Só que, nos exemplos que depois aponta, José Pacheco Pereira não se pode esquecer que não é um cidadão qualquer, daqueles que quando pretende ser escutado pela comunicação social escreve uma carta ao director do jornal ou ao provedor do ouvinte esperando o seu bom acolhimento. E os exemplos que invoca podem cair-lhe em cima…

Exemplo? A propósito do desinteresse manifestado pelos atentados de Bombaim que menciona e, que me recorde, em todo o programa Prós e Contras da RTP, a propósito do terrorismo, onde José Pacheco Pereira participou com Mário Soares, ninguém os mencionou. Mas este ninguém inclui o próprio Pacheco Pereira!

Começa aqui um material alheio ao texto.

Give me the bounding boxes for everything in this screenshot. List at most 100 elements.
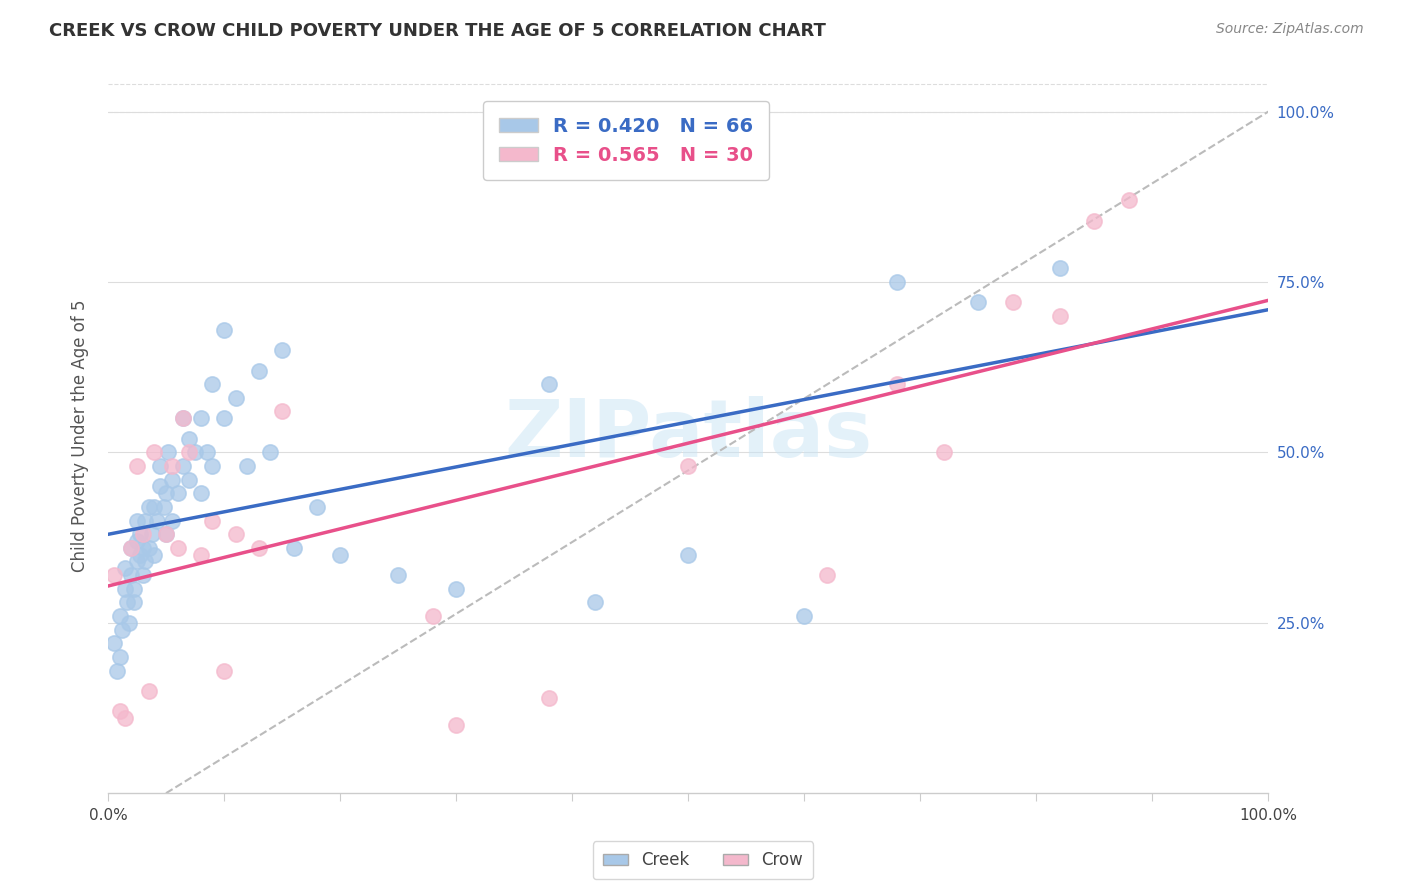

Mesmo que isso não tenha acontecido – não assisti a todo o programa... – a referência a eles terá sido negligenciável quando comparada com a dos outros atentados de Nova Iorque, de Madrid e de Londres…

Ora se, como conclui no seu próprio texto, a distorção já paira no ar, eu não quereria cometer a indelicadeza, mas teria de acusar todos os intervenientes no programa – incluindo o próprio José Pacheco Pereira – de, seguindo precisamente a sua ideia, já estarem todos irremediavelmente contagiados… Ou a lucidez só lhe regressa em casa, quando se senta para escrever no teclado?